Acetylxylan esterases (AXEs) are essential enzymes that break down the acetyl groups in acetylated xylan found in plant cell walls polysaccharides. They work synergistically with backbone-depolymerizing xylanolytic enzymes to accelerate the degradation of complex polysaccharides.
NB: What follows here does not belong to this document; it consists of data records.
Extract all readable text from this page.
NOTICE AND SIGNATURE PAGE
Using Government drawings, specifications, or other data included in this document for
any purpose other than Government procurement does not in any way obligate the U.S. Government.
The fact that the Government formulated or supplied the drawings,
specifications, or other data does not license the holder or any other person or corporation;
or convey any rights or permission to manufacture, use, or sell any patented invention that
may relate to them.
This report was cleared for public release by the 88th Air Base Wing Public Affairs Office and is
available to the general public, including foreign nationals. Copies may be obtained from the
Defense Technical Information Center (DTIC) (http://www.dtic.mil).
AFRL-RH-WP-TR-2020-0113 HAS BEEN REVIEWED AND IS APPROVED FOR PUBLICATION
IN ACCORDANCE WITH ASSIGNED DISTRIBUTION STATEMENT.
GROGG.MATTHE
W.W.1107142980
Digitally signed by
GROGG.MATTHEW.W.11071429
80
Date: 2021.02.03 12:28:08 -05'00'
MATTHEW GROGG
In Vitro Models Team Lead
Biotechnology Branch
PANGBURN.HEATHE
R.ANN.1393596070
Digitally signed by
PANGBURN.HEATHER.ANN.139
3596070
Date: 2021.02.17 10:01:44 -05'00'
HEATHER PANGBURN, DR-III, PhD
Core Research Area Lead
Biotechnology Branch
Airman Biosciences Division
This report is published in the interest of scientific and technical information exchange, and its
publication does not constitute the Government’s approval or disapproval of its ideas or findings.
In this study, we cloned the gene axeA, which encodes the acetylxylan esterase from Aspergillus nidulans FGSC A4 (AxeAN), into the pEXPYR expression vector and introduced it into the high protein-producing strain A. nidulans A773. The purified AxeAN, with a molecular weight of 33.5 kDa as confirmed by SDS-PAGE, was found to be active on ρ-nitrophenyl acetate (ρNPA), exhibiting a remarkably high specific activity (170 U mg-1) at pH 7.0 and 55 °C. AxeAN demonstrated stability over a wide pH range (5.5-9.0), retaining >80 % of its initial activity after 24 h. The KM and Vmax were 0.098 mmol L-1 and 320 U mg-1, respectively, using ρNPA as a substrate. We also evaluated the synergistic effect of AxeAN with an endo-1,4-ß-xylanase from Malbranchea pulchella (MpXyn10) in the hydrolysis of four different xylans (Birchwood, Beechwood, Oat spelt, and Arabinoxylan) to produce xylooligosaccharides (XOS). The best results were obtained using Birchwood xylan as substrate and MpXyn10-AxeAN as biocatalysts after 24 h of reaction (50 °C), with an XOS-yield of 91 %, value 41 % higher when compared to MpXyn10 (XOS-yield of 63 %). These findings showed the potential of the application of AxeAN, together with other xylanases, to produce xylooligosaccharides with high purity and other products with high added value in the field of lignocellulosic biorefinery.